Un nouveau rapport de l’EUIPO, l’équivalent européen de l’Office des brevets et des enregistrements, montre que les douanes ont saisi un peu moins de produits de contrefaçon en 2022, mais pour une valeur plus élevée que l’année précédente.

– Et ce chiffre s’applique à l’ensemble de l’UE », a déclaré à SVT Peter Hedin, expert en piratage à l’Office suédois des brevets :

– Curieusement, les matériaux d’emballage sont les plus courants, mais l’augmentation de la valeur est probablement due à des articles de mode typiques tels que les montres, les chaussures et les vêtements.

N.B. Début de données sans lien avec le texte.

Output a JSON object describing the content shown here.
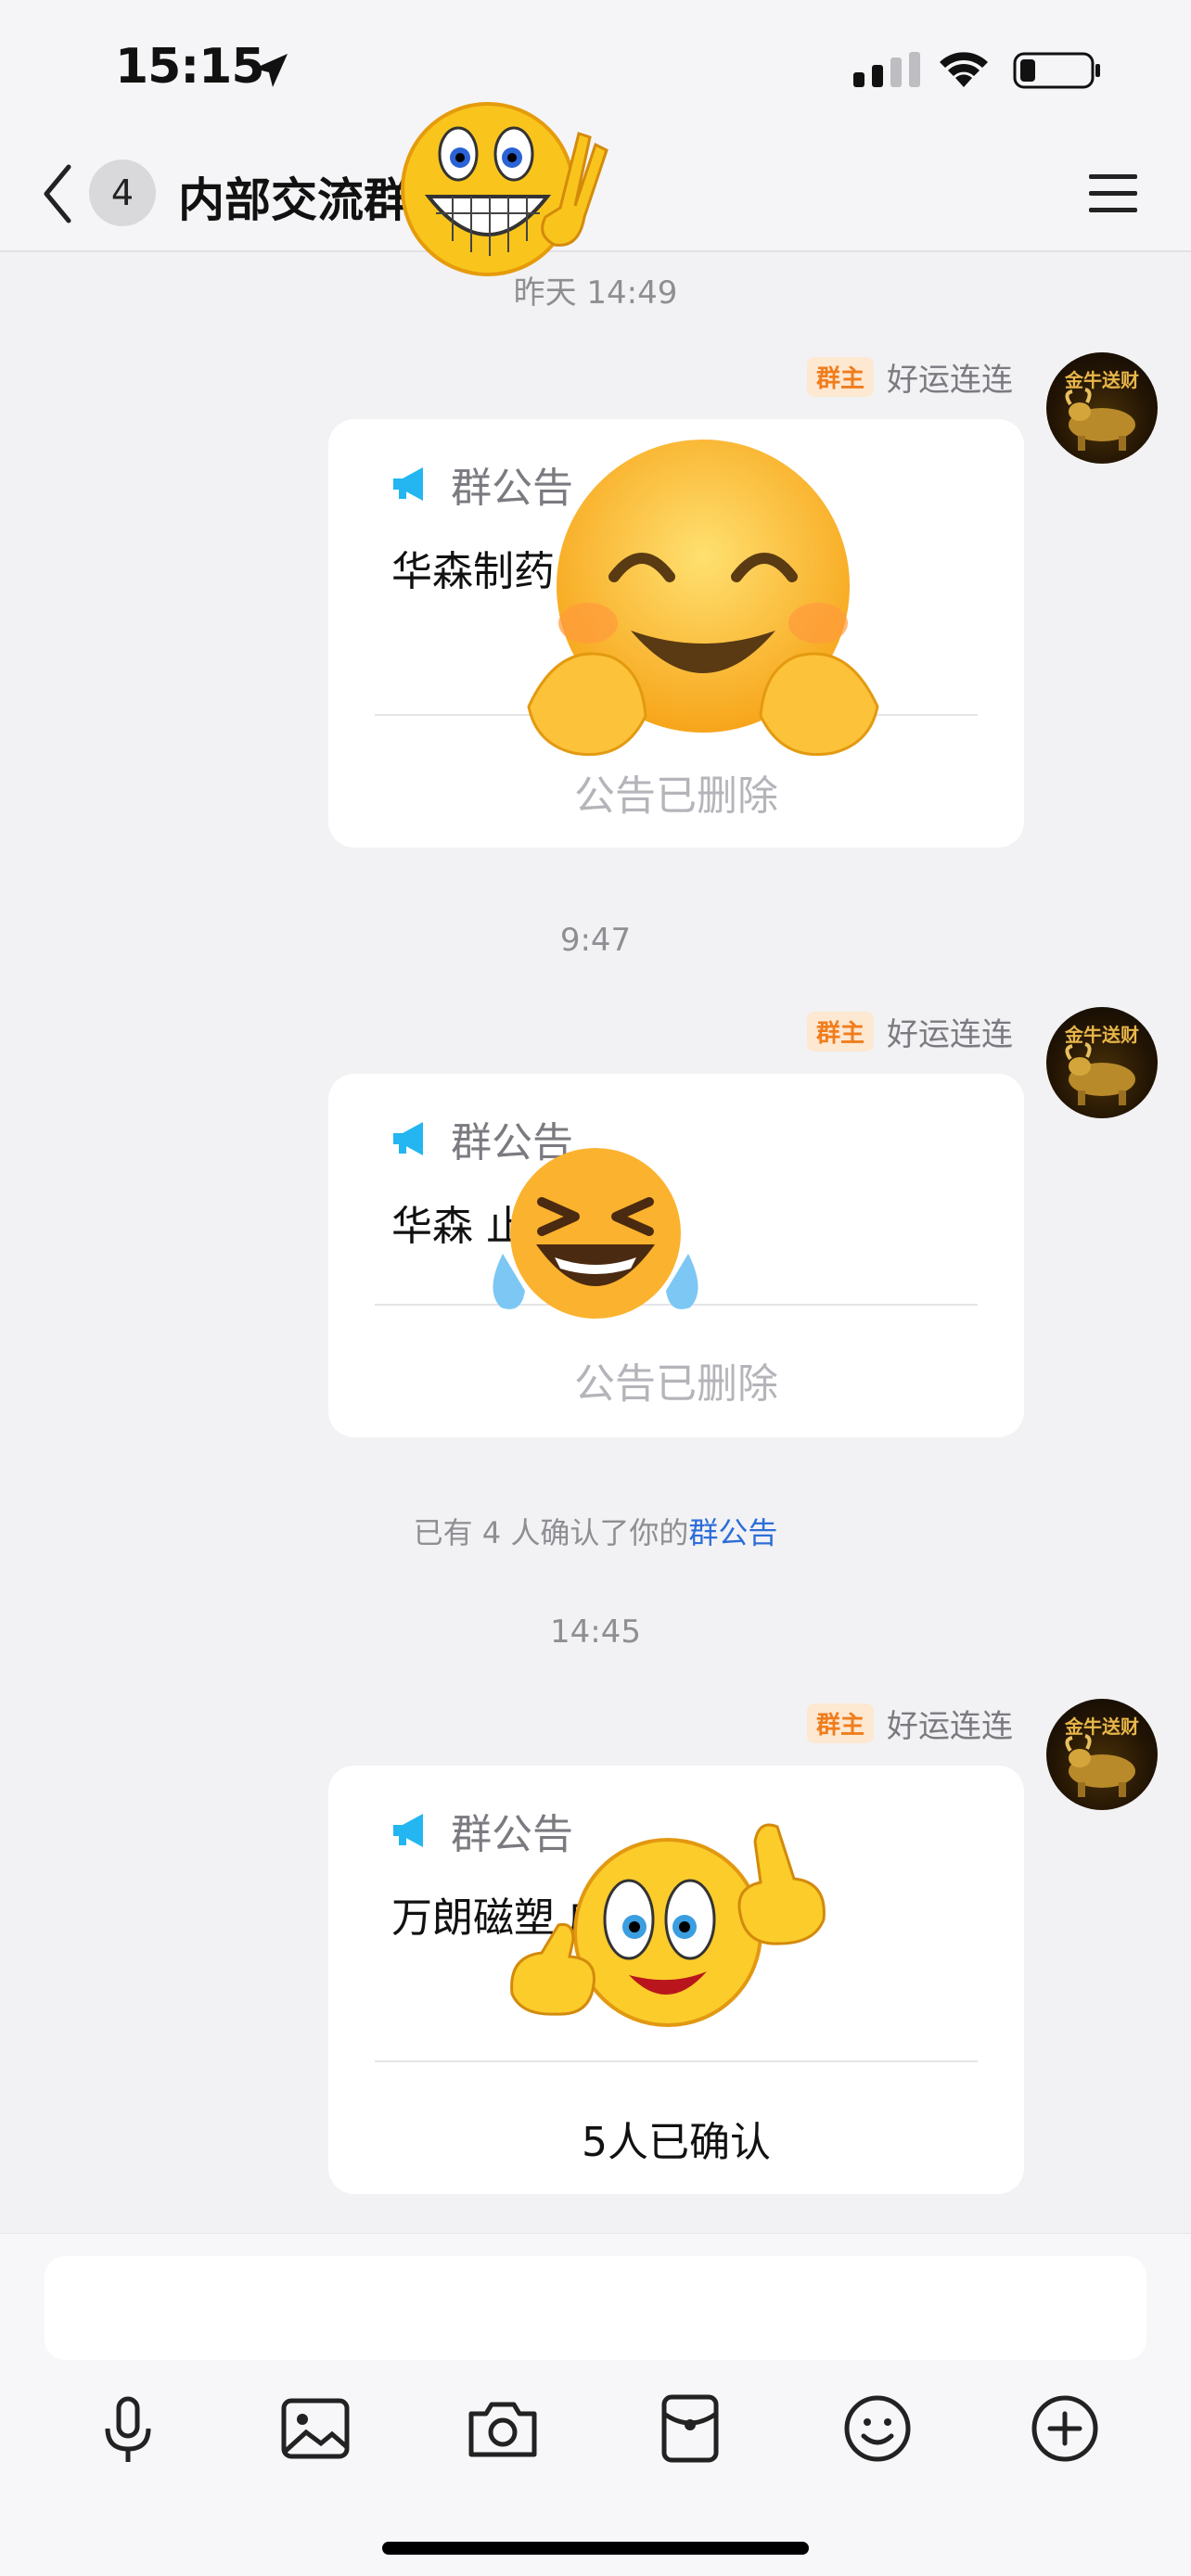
{
  "status_bar": {
    "time": "15:15",
    "icons": [
      "location-arrow-icon",
      "cellular-signal-icon",
      "wifi-icon",
      "battery-icon"
    ]
  },
  "nav": {
    "back_icon": "chevron-left-icon",
    "unread_count": "4",
    "title": "内部交流群",
    "menu_icon": "hamburger-menu-icon"
  },
  "messages": [
    {
      "timestamp": "昨天 14:49",
      "role_badge": "群主",
      "sender": "好运连连",
      "avatar_text": "金牛送财",
      "card_title": "群公告",
      "card_body": "华森制药                  成仓操作",
      "card_footer": "公告已删除"
    },
    {
      "timestamp": "9:47",
      "role_badge": "群主",
      "sender": "好运连连",
      "avatar_text": "金牛送财",
      "card_title": "群公告",
      "card_body": "华森              止损了。",
      "card_footer": "公告已删除"
    },
    {
      "notice_prefix": "已有 4 人确认了你的",
      "notice_link": "群公告"
    },
    {
      "timestamp": "14:45",
      "role_badge": "群主",
      "sender": "好运连连",
      "avatar_text": "金牛送财",
      "card_title": "群公告",
      "card_body": "万朗磁塑            成仓操作。",
      "card_footer": "5人已确认"
    }
  ],
  "input": {
    "placeholder": ""
  },
  "toolbar": [
    "microphone-icon",
    "image-icon",
    "camera-icon",
    "red-packet-icon",
    "emoji-icon",
    "plus-icon"
  ],
  "colors": {
    "background": "#f2f2f4",
    "badge_bg": "#fde8d2",
    "badge_text": "#f07d1c",
    "link": "#2d6ed8",
    "megaphone": "#23b6f0"
  }
}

Quelle est l’ampleur de cette activité ?

– Énorme. À l’échelle mondiale, les copies pirates représentent un chiffre d’affaires de 5 000 milliards de couronnes suédoises, déclare Peter Hedin, se référant à un rapport de l’OCDE 2022.

Un changement radical

L’été dernier, l’EUIPO a publié un rapport montrant qu’un jeune Européen sur deux, âgé de 15 à 24 ans, pense qu’il est normal d’acheter des copies pirates si l’original est trop cher.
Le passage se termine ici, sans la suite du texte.